The CFPB’s rationale was that the interest rates offered by auto dealers were discriminatory. But then, why not directly regulate the auto dealers themselves?
The answer is that Congress explicitly exempted auto dealers from the CFPB’s broad reach, while allowing other agencies to continue regulating them. Under President Barack Obama’s chosen director, Richard Cordray, the CFPB determined not to let the law get in its way. Within a month of taking office, Cordray created a task force to study how to extend his reach to auto dealers, despite the statutory exemption. The task force came up with an ingenious plan: Regulate auto dealers indirectly by going after the financial institutions — known as indirect auto lenders — that purchase the dealers’ auto loans.
In the now-defunct bulletin, the CFPB set forth its plan of evasion. The Bureau could not prove that indirect auto lenders actually discriminate on the basis of race, because by law, indirect auto lenders are prohibited from asking about the race of the borrower. Instead, the CFPB threatened to charge indirect auto lenders with discrimination if their failure to control auto dealers’ lending practices resulted in higher interest rates for racial minorities. In other words, the bureau told lenders to regulate auto dealers on its behalf — or else.
What kind of agency would have the gall to circumvent Congress’s express limitation on its jurisdiction this way? The kind of agency that is not subject to Congress’s power of the purse. Unlike other agencies, the CFPB’s director can simply demand hundreds of millions of dollars from the Federal Reserve every year without congressional approval. And the president cannot fire him, except for cause. This frees the director to disregard elected officials and to pursue his own priorities outside the law.
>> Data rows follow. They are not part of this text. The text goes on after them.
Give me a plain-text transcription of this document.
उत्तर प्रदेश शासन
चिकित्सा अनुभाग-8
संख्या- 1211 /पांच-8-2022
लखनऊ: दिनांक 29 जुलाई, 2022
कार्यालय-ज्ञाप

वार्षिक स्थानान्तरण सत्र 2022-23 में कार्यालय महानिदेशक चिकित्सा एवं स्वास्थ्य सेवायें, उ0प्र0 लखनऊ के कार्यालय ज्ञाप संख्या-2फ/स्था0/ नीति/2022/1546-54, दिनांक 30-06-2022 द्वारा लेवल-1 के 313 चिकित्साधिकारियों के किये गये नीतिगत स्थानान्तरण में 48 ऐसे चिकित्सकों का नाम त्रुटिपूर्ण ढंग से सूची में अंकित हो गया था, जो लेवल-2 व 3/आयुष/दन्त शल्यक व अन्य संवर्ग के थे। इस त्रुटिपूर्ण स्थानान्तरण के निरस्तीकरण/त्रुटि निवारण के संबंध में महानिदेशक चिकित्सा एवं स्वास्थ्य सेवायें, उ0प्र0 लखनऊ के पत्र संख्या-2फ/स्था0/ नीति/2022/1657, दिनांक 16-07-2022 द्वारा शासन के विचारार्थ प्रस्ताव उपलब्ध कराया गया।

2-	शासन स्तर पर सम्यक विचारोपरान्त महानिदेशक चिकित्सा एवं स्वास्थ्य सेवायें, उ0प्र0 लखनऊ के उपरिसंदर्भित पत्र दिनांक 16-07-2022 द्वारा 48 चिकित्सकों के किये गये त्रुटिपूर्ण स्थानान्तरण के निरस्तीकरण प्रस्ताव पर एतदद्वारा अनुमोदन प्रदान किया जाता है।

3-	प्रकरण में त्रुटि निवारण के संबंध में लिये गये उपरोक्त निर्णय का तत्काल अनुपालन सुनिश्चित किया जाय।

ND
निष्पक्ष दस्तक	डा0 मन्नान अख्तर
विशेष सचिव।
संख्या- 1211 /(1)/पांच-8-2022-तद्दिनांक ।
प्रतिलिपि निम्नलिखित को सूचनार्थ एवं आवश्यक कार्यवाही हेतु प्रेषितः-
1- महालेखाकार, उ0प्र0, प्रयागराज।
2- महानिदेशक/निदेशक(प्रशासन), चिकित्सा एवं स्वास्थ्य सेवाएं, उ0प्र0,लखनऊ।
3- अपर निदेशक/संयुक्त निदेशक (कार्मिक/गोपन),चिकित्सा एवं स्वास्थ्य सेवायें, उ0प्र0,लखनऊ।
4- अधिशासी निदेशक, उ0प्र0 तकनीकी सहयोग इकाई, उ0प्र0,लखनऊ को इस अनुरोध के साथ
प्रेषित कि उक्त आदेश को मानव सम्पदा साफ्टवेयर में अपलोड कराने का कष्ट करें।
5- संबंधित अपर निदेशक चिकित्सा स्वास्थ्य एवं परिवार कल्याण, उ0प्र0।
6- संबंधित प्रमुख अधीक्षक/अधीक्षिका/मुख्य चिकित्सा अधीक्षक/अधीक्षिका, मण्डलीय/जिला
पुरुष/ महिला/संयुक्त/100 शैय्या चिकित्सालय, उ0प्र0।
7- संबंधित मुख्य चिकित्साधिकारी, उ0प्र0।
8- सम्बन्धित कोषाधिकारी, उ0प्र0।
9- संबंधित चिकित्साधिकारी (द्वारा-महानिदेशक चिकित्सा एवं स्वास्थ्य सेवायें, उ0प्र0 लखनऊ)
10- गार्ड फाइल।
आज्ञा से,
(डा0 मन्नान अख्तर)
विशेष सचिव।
By exercising its prerogative to kill the CFPB’s auto-lending bulletin under the Congressional Review Act, Congress did not simply enforce the jurisdictional limitation that Cordray had flouted; it also took a stand against racial stereotyping. Under Cordray, the CFPB had built its case against indirect auto lenders using an algorithm based on outdated census data that assigned race and ethnicity probabilities to borrowers based on their zip code and last name, and then used those probabilities to determine whether minorities were paying higher interest rates. Cordray relied on this methodology even though his own staff had warned that it was biased and inaccurate, a warning that was later confirmed by outside statisticians.